Baca juga: HNW: Akhiri 2024 Songsong 2025, Palestina Merdeka, Hentikan Kejahatan Israel atas Gaza/Palestina
Ke depan, HNW mengusulkan, agar poin-poin itu juga sebaiknya menjadi bahan pembahasan di DPR sebagaimana amanat dari MK untuk melakukan rekayasa konstitusional (constitutional engineering). “Agar perbaikan sistem pemilu tidak hanya parsial terkait presidential threshold, tetapi juga mencakup aspek-aspek lainnya seperti threshold untuk Pilkada bila masih akan dipilih langsung oleh Rakyat, serta pemisahan Pemilihan Umum Legislatif (Pileg) dan Pilpres.

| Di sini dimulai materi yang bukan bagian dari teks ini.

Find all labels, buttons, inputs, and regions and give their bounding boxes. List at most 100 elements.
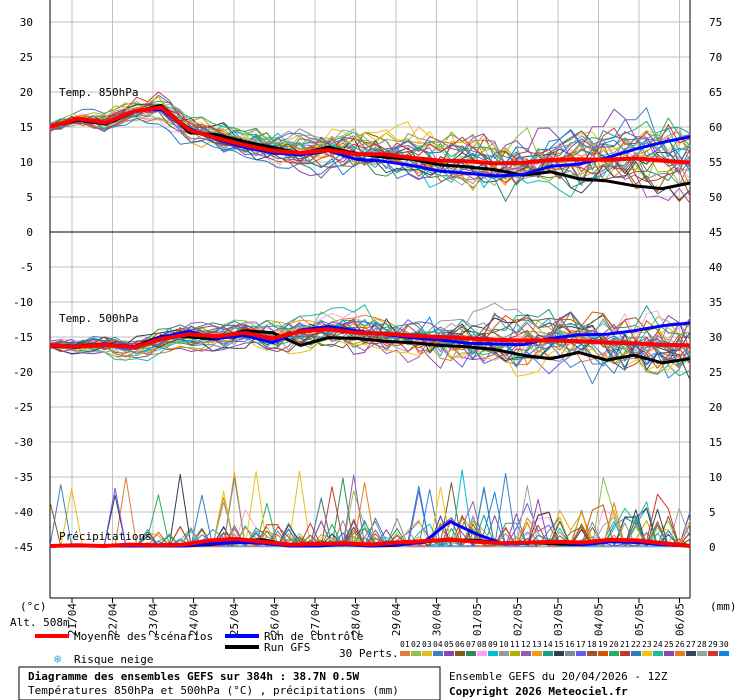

Maka DPR dalam masa sidang terdekatnya agar segera mengagendakan perubahan UU Pemilu dan UU Pilkada sesuai dengan kewenangan yang diberikan oleh konstitusi, serta sesuai dengan spirit putusan MK yang bersifat final dan mengikat itu. Demi meningkatnya kualitas Pemilu, demokrasi yang lebih substantif, serta makin terlaksananya kedaulatan Rakyat secara lebih baik,” pungkasnya.